I don't think you get to dictate my reactions to the article. And my reactions were pretty much sidelined by the bad reporting on something I have experience of. You may think the flag code has no bearing on anything, for example, but if a newspaper article got it wrong I would certainly feel justified in calling it out. I am not obligated to bemoan what you want me to bemoan.
posted by corb at 3:49 PM on July 2, 2012


Oh, so you know that he wasn't rejected over back problems that were classed as an injury that existed prior to enlistment, thus disqualifying him for VA medical care? That you know that despite the editors obscuring his identity — which can sometimes include obscuring medically identifiable information — is a real insight. What did you base it on? I mean, you say that you were in the military, so I assume it must have been some sort of intelligence service training that gave you access to the Rolling Stone files with this guy's real name and then you cross-referenced it with his service file, right?

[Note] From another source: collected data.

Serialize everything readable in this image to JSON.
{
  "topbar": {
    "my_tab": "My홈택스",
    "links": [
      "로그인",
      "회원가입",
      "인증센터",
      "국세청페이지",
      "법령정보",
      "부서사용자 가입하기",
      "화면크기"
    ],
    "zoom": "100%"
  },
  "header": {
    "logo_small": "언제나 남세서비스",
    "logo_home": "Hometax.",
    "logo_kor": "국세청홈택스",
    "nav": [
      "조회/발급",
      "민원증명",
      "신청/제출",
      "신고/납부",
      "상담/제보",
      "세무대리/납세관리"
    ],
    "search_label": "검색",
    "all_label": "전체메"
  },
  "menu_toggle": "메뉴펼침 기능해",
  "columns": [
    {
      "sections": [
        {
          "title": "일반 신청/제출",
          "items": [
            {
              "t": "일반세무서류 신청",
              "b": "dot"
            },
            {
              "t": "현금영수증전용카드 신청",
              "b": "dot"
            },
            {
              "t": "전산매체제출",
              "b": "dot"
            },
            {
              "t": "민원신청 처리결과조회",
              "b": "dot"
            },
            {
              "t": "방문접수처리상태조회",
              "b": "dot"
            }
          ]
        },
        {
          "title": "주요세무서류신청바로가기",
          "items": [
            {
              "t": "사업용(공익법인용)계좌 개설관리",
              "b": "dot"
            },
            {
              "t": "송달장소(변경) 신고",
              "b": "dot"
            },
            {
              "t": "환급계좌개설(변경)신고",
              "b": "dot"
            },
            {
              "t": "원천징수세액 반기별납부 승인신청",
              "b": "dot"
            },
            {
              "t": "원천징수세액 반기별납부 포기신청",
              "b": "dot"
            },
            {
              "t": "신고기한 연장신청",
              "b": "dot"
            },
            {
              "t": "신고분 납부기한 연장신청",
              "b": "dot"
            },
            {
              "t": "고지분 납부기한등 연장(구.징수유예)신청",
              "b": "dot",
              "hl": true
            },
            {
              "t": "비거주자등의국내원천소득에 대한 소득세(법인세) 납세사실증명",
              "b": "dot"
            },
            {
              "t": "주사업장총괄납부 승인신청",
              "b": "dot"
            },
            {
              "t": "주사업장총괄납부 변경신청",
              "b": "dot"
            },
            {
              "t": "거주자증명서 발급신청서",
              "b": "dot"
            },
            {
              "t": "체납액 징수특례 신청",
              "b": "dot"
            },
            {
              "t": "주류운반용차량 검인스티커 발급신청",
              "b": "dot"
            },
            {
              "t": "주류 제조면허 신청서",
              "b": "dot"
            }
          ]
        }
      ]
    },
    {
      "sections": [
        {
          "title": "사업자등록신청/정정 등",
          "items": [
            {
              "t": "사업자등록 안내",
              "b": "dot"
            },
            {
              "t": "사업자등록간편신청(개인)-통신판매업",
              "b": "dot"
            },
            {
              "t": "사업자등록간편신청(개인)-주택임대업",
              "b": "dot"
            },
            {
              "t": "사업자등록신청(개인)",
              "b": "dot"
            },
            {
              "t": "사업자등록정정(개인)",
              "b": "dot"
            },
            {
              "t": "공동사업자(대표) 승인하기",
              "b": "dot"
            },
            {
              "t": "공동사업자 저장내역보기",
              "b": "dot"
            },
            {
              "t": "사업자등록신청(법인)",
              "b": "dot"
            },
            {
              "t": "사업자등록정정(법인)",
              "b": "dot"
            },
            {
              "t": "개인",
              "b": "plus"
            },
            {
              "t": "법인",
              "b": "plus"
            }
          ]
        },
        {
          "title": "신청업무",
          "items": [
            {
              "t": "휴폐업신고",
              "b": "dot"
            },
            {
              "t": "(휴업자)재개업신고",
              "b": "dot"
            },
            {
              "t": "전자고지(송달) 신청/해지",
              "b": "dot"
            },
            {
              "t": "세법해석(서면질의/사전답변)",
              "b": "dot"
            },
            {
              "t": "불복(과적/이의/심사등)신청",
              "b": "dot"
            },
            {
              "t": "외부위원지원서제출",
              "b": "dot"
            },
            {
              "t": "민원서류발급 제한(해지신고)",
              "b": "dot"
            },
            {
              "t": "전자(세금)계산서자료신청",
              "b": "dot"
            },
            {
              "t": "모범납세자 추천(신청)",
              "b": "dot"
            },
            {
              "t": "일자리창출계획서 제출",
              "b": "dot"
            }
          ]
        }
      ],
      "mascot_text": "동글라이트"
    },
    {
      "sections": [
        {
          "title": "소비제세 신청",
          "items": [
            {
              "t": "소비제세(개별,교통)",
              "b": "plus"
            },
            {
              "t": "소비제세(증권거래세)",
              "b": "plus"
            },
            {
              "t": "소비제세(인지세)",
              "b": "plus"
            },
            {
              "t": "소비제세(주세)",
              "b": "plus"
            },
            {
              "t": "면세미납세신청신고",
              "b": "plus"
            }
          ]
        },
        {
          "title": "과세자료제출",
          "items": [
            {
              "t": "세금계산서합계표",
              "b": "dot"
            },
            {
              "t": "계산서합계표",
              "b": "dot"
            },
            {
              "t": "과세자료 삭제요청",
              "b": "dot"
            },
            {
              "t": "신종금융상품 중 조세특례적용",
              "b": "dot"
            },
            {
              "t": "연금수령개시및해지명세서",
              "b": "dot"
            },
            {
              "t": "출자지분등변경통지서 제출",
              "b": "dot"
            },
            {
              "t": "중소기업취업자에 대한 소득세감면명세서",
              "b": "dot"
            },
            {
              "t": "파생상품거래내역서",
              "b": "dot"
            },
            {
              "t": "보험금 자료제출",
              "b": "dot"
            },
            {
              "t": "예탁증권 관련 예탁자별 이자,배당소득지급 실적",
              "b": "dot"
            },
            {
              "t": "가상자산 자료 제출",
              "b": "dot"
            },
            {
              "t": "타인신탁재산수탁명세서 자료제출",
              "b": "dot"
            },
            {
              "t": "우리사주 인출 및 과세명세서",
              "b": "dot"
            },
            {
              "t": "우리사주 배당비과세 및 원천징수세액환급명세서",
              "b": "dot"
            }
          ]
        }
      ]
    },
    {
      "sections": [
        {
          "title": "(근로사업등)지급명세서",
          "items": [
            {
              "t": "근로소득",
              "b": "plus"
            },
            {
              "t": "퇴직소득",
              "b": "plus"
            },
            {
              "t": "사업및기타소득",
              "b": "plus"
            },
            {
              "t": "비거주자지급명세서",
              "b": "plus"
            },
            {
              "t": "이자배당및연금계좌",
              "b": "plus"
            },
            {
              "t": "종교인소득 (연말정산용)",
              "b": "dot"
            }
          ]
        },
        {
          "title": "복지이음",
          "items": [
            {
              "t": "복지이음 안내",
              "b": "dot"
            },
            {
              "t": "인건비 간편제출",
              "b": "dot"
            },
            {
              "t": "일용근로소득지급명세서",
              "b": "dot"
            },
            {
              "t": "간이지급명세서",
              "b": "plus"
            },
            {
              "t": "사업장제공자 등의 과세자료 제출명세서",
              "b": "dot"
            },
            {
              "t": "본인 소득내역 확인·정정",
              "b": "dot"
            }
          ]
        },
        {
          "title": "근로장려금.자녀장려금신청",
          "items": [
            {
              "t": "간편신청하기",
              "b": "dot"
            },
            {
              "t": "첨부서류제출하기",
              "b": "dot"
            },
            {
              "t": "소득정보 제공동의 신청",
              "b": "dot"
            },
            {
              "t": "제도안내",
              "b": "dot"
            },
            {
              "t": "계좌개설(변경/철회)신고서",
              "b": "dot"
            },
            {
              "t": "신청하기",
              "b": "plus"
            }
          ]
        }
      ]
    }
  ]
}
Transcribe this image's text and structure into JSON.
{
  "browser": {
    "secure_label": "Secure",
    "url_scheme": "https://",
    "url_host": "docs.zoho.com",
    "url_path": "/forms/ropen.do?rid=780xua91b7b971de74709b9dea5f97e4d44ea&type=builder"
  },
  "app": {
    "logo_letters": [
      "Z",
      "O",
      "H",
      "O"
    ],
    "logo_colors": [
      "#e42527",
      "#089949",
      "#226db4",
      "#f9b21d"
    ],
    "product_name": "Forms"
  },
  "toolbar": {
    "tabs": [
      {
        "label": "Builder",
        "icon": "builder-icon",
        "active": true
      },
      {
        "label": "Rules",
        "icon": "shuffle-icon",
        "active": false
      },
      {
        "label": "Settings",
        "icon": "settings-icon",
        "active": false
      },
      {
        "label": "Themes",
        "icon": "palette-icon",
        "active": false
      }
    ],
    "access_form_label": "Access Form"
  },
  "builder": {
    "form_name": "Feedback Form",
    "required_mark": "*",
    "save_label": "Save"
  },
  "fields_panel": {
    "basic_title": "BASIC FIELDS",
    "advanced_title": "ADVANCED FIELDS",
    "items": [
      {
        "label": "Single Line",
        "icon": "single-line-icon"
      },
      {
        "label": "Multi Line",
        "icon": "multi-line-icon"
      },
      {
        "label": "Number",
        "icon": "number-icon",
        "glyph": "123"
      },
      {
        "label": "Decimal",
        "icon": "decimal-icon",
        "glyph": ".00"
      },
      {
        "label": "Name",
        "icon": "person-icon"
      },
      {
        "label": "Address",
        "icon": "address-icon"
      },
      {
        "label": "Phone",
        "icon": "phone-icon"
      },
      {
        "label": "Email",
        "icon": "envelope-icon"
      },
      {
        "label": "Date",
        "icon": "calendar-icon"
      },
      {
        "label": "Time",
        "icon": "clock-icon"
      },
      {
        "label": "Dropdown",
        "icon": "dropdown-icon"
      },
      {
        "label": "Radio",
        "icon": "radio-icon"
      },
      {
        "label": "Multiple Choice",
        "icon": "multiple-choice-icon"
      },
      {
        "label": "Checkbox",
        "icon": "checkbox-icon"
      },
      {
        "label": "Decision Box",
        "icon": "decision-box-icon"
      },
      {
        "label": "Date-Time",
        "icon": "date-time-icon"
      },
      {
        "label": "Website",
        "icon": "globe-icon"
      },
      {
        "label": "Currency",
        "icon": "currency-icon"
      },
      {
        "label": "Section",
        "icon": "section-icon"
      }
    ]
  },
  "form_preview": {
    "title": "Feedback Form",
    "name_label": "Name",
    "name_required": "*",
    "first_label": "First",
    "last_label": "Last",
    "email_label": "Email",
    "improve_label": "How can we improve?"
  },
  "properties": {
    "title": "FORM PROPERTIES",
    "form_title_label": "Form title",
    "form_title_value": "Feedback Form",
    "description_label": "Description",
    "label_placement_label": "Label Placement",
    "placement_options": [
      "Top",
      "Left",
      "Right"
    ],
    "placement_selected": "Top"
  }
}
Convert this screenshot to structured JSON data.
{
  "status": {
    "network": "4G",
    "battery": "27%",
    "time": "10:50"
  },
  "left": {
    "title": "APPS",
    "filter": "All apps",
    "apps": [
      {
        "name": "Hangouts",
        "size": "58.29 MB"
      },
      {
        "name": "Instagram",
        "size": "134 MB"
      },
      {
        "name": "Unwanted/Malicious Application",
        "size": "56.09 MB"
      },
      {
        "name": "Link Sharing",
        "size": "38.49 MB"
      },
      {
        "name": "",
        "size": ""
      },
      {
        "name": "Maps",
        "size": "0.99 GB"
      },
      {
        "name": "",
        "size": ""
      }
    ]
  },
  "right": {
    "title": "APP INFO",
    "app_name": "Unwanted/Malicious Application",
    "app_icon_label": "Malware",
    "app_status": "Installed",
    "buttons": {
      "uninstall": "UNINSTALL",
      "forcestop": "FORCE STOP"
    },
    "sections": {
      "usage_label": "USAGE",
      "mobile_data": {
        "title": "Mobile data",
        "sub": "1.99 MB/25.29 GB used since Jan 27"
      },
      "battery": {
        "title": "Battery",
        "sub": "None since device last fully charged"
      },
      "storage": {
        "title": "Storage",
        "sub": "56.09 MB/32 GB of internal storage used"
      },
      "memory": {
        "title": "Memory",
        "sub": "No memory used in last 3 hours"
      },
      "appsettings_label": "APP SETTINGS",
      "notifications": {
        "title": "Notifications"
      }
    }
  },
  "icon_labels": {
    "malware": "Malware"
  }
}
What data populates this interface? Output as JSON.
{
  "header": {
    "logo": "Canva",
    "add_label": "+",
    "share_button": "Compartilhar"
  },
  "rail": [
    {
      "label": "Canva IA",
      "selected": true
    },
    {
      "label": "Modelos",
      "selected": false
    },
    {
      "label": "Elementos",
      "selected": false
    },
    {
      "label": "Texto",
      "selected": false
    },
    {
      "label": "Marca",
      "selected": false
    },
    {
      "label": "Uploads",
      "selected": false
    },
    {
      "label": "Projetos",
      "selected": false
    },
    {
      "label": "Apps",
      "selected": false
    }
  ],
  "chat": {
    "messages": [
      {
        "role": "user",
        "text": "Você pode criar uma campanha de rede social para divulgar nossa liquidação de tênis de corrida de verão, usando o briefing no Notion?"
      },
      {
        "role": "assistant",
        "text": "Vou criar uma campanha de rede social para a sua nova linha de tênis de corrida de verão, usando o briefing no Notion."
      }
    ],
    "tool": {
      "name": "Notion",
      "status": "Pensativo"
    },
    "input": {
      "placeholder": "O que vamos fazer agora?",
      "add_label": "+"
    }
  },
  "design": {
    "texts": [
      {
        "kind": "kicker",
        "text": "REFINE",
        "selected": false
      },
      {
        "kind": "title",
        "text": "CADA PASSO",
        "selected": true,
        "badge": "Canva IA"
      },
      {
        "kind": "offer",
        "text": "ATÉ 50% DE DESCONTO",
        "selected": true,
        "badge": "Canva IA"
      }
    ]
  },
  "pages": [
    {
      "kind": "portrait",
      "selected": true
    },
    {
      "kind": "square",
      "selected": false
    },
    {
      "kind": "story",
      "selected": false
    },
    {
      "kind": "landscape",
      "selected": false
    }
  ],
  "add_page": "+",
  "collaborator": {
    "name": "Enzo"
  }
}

And I know that you're confused about the difference between news magazines and reality shows, but Rolling Stone's procedure requires every reporter to turn over every note they make during their investigations, along with audio of interviews (video if possible), and then the article is submitted to a three-member team for fact checking (who work with as many as three freelance fact checkers for any given article). I've worked as a fact checker before — though not for Rolling Stone — and know what the standard procedure is for doing it. While it's possible that a misrepresentation snuck through, your military bona fides aren't sufficient evidence for that.

So, you know, if we're all bemoaning what we want to bemoan, I'm calling out your petty criticism as a way for you to sidestep the overarching thrust of the article and to disparage through an essentially ad hominem attack on one of the sources. I'm bemoaning idiotic carping substituted for critical thinking.
posted by klangklangston at 5:08 PM on July 2, 2012


I think it extremely unlikely that if he wished to continue, he would have been disqualified during any part of initial entry training for medical reasons. The general rule for drills is to push them through and let their unit sort them out. I've seen people passed through with broken ribs. For him to have been removed from initial training for back problems means it's extremely, extremely likely that he wanted out.

My statement was that if he were an actual veteran (which, as noted, means actually serving for at least one day) that even if his medical conditions were listed as pre-existing, non-service connected issues, he would still be eligible for VA social work and homelessness prevention services, regardless of whether he was eligible for their medical care.

I referenced the show as the most recent case in the public's memory, but there have been numerous cases of fake veterans appearing in reputable news magazines, or other people whose service doesn't stack to what they're claiming. Fact checkers don't always help if people don't know what to look for. It's why the best papers and news magazines hire or utilize actual veteran advisors to help them with these sorts of things.

This guy is not a veteran just because he may have attended initial entry training, and for them to paint him as one dishonors those who actually served. For him to attempt to get sympathy on this basis, and for Rolling Stone to aid him, is despicable.